The only circumstance where a visa may be granted to a child adopted privately overseas is where the adoptive parents have been living overseas for more than 12 months at the time of the migration application. They must also show that :
- their residence overseas was not contrived to deliberately bypass any requirements concerning entry of adopted children into Australia,
- they have lawfully acquired full and permanent parental rights by the child's adoption. This means that the adoption order must sever the legal relationship between the child and its natural parents, and
- the relevant authorities in the overseas country approve the child's departure to Australia.
The child also needs to meet the standard migration requirements including the health criteria.
State and Territory adoption authorities do not generally support privately-arranged adoptions, including children who are relatives.

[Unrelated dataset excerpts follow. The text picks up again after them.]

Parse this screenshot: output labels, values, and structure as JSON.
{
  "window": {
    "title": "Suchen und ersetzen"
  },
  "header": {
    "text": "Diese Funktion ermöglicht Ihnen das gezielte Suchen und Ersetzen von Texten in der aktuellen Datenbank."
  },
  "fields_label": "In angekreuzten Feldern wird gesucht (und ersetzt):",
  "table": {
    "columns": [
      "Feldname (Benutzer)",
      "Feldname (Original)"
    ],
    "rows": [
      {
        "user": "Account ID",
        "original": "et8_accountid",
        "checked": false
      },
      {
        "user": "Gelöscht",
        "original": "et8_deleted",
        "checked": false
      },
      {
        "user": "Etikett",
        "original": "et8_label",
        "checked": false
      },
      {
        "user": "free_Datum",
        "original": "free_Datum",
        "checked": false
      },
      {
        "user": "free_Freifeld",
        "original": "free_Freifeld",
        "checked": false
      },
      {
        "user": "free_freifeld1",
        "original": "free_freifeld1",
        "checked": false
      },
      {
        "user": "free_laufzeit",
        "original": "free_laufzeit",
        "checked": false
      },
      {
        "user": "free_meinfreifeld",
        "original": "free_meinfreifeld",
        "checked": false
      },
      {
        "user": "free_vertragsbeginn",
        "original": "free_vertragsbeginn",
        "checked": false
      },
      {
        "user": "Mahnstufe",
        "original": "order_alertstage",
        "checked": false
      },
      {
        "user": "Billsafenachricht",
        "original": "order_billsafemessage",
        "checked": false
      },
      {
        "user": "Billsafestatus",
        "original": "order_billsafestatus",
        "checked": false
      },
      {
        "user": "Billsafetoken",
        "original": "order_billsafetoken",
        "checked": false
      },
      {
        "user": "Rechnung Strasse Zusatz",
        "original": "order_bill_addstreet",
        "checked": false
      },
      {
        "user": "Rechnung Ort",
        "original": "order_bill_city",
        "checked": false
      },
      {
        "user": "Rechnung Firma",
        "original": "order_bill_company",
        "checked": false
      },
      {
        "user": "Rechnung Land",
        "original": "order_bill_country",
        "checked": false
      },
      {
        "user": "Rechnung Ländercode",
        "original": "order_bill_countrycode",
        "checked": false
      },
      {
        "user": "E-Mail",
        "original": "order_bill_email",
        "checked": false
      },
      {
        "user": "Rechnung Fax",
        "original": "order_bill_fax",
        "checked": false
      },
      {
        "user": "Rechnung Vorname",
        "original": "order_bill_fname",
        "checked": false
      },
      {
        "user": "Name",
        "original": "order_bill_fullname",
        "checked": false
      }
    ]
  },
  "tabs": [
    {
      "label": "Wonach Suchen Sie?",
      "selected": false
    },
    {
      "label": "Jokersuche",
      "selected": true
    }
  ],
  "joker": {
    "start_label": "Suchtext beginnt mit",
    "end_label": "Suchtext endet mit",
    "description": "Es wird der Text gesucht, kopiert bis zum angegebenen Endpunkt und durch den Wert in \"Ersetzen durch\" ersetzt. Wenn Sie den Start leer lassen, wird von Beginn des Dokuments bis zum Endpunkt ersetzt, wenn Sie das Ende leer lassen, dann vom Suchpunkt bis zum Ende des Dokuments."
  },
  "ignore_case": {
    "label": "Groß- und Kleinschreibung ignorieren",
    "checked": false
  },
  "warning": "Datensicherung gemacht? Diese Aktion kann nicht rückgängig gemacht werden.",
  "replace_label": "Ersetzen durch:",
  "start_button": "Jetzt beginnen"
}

They will not help sponsors to meet the requirements of Migration Regulations for granting a visa to an adopted child.
"Full and permanent" adoption does not exist in the laws of some countries; for example, many Islamic countries.
An adoption order, which does not grant full parental rights to the adoptive parents, is not acceptable for the grant of a visa.
If you wish to proceed with an adoption that has not been arranged by your State or Territory adoption authority, it is strongly recommended you first seek legal advice both in Australia and in the overseas country.
You need to ensure that the adoption meets the requirements of Migration Regulations and that the child will be eligible to enter Australia.
There is no provision to grant a visa to a child who does not meet the requirements of Migration Regulations, even if the adoption has already occurred and is lawful in that country.